The buyers are TriStar Capital and RFR Holdings, two New York-based companies that have also developed the W South Beach hotel, and earlier this week, bought two properties on Lincoln Road for $18.5 million, about $6,580 per square foot .
“Miami has a lot of shopping, but it doesn’t have the equivalent of a Fifth Avenue or Rodeo Drive,” said David Edelstein, who runs TriStar. “We think the Design District has that potential.”
The parcels sold have addresses at 114 NE 40th St., 130 NE 40th St. and 135 NE 39th St., and contain about 19,700 square feet of land. Other tenants at Atlas Plaza include Scotch & Soda, Sebastien James and Roberto Coin, as well as a recently completed 5,000-square-foot building that has not yet been leased.
County records list the seller as Russell Atlas, a local property owner and real estate broker.
Developer Craig Robins, who spearheaded the creation of the Design District and owns most of its properties with partner L Real Estate, recently announced an expansion that will bring about 60 new stores and restaurants to the pedestrian-friendly neighborhood by mid-2017.
Robins said he welcomes the presence of other developers in the neighborhood.
“It’s really making the Design District a more exciting place,” he said.
Benjamin Mandell, a commercial broker at RKF who represented TriStar and RFR in the recent purchase, said that the district’s high-end tenant mix is drawing investors to the area.
“You have people coming to see Cartier, Hermes, Tom Ford and all these other stores,” Mandell said. “This parcel is made even more attractive by the brands that are around it.”

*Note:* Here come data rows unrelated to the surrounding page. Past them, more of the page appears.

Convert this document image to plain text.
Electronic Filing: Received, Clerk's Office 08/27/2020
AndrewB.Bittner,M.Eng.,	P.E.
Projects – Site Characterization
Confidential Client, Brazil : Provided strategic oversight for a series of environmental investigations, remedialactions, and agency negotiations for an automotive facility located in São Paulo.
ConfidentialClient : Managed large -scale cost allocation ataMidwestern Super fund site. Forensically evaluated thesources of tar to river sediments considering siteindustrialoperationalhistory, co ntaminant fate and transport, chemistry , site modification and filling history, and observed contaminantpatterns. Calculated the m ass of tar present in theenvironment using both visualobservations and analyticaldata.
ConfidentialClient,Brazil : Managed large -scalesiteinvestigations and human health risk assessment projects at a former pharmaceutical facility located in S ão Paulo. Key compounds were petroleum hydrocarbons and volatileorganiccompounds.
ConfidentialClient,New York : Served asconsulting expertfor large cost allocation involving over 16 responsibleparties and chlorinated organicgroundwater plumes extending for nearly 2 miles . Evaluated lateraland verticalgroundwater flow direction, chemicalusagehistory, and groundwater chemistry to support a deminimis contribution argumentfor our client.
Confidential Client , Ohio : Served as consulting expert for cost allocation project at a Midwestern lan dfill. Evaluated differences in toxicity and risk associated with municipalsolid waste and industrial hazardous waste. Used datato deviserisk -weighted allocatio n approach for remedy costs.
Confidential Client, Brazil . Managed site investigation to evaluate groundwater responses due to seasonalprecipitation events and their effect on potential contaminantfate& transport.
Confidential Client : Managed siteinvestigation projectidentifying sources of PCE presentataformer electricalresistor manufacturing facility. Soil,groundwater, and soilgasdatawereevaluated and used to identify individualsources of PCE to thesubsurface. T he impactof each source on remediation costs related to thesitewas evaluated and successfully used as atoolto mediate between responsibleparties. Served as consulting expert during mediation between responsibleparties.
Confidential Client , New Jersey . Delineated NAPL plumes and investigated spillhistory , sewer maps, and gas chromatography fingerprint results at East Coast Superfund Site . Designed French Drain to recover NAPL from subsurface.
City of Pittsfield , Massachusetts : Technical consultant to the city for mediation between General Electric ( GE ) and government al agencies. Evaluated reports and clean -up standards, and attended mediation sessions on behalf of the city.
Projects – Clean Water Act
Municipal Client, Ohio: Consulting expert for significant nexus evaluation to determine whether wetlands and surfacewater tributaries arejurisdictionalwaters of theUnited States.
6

Most of the tenants at Atlas Plaza have leases between five and eight years, according to Edelstein. He said he doesn’t plan on redeveloping the properties in the short term. “The development potential is there, but that’s down the road,” Edelstein said.
The Design District is a less risky investment than other emerging neighborhoods in Miami including Wynwood, said Michael Fay, managing director at the commercial real estate firm Avison Young.
“It’s already been validated by the luxury goods companies,” Fay said. “They are already there or they’re setting up shop.”
Other developers have also been investing in the Design District and its surrounding areas as the neighborhood grows, including Richard LeFrak, the Safra family, Raymond Gindi, Michael Comras and Chicago’s General Growth Properties.
South Florida’s market for luxury retail is growing quickly, Fay added. The Bal Harbour Shops are the highest-grossing U.S. shopping center, according to the International Council of Shopping Centers. And Brickell City Centre, anchored by Saks Fifth Avenue, opens in the fall of 2016.